#Masaktach, #woumanshoufoush, #manchoufouch, #Ila_dsser_seffri, #ZankaDialna… Depuis quelques années, au Maroc, ou du moins sur l’axe Casa-Rabat, la violence à l’encontre des femmes dans l’espace public se combat à coup de hashtags, de pages Facebook et de collectifs éphémères.
Des initiatives virtuelles très honorables qui se concrétisent parfois par des rassemblements, cette fois-ci réels, dans l’espace public. La presse en parle, on approuve, on partage, on commente, et puis… Et puis ça s’arrête là.
Ca a le mérite de faire le buzz, ça a le mérite d’exister, d’être légitimé, applaudi, de faire la démonstration d’un Maroc qui se bouge pour s’améliorer, mais in fine, ça ne change rien au quotidien.
Et pour cause, combattre une main aux fesses ou un regard lourd de sous-entendus sexuels avec un hashtag, c’est compliqué dans la vie de tous les jours. Mais alors que faire?
Il y a quelques jours, on apprenait dans la presse que la mairie de Rabat s’apprêtait sous peu à mettre en circulation des bus roses réservés aux femmes. Une manière de lutter contre les violences et le harcèlement à l’encontre de la gente féminine dans les transports en commun.
La nouvelle s’est répandue comme une trainée de poudre et les réseaux sociaux ont, comme à leur habitude, mis le feu aux poudres.
Face à cette info, démentie catégoriquement quelques heures plus tard par la mairie de Rabat, on a pu assister à une levée de boucliers considérable des femmes, ou du moins de certaines femmes.
«Encore du rose pour les filles», s’offusquent certaines, «RIP l’égalité des sexes» décrètent d’autres, «pffff, une manière d’installer la ségrégation des sexes tout simplement», annoncent celles-ci, ou encore: «oui d’accord ça existe ailleurs, mais dans des pays civilisés. Commençons déjà par s’éduquer comme eux et ensuite on verra»… «Et puis quoi encore!», «jamais de la vie», «n’importe nawak» conclut-on enfin.
A la question, les femmes qui s’opposent à ces bus (dont très honnêtement la couleur est le dernier de nos soucis) sont-elles, elles-mêmes, utilisatrices des transports publics, la réponse est très largement… Non. Pourquoi? Parce qu’elles ont les moyens d’avoir le choix de leur moyen de transport.
«De quoi je me mêle?», pourraient donc leur rétorquer les autres, celles qui, elles , prennent le bus tous les jours dans des conditions au-delà du supportable.
C’est ici que le débat sur les bus roses, leur couleur, l’égalité des sexes et la perversité des hommes prend fin.
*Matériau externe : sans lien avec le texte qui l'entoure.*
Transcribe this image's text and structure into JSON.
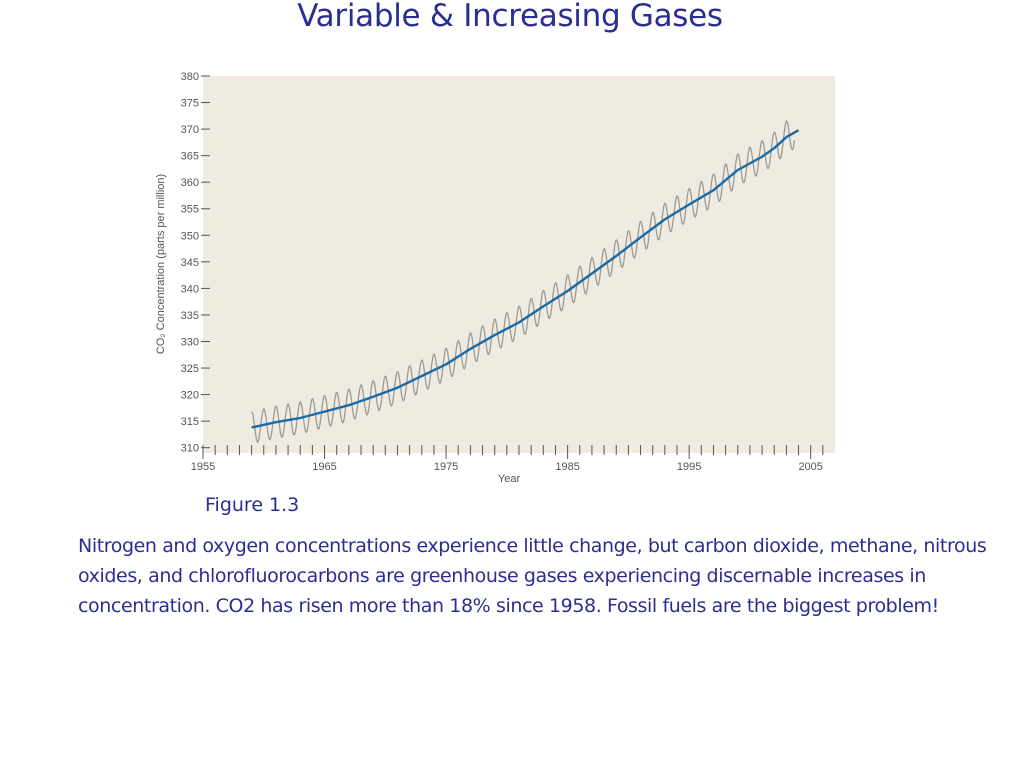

Et que commence un autre débat, celui des limites du féminisme au Maroc.
Dans notre beau pays qu’est le Maroc, on a pris l’habitude de parler de nos différences en employant l’expression surfaite «pays à deux vitesses», laquelle explique sans rien expliquer du tout les gaps qui fracturent une même société.
Il y a les nantis et les pauvres, les arabophones et les amazighophones, les francophones et les hispanophones, les rajaouis et les widadis, les casaouis et les rbatis, les cultivés et les analphabètes, les hommes et les femmes et pour finir… Les femmes et les femmes, ou plutôt les femmes contre les femmes.
Où commencent et où s’arrêtent les limites du féminisme? La question de l’égalité des sexes et de la mixité a-t-elle vraiment lieu d’être quand il s’agit de trouver une solution rapide à un problème de violence au quotidien?
A part des critiques, des «si», des «il aurait fallu», et des «on ne sait pas faire»… Qu’a-t-on de mieux aujourd’hui à proposer à ces femmes victimes d’agressions? Une question qui a le mérite de se poser quand on sait que le Japon, l’Allemagne, les Etats-Unis, le Canada et la France ont mis en place des services de transports exclusivement féminins, privés ou publics.
Certes, la mise en œuvre de ces initiatives ne se fera pas sans risques, celui de passer notamment du statut de victime à coupable si d’aventure on se faisait agresser dans un transport mixte. «Elle l’a bien cherché! Elle n’avait qu’à prendre un bus rose!», pourra-t-on alors entendre.
Mais en attendant de prendre une décision, pourrait-on au moins donner, et laisser, la parole aux principales concernées sans pour autant verser à tout prix dans un pseudo-discours féministe déconnecté des réalités?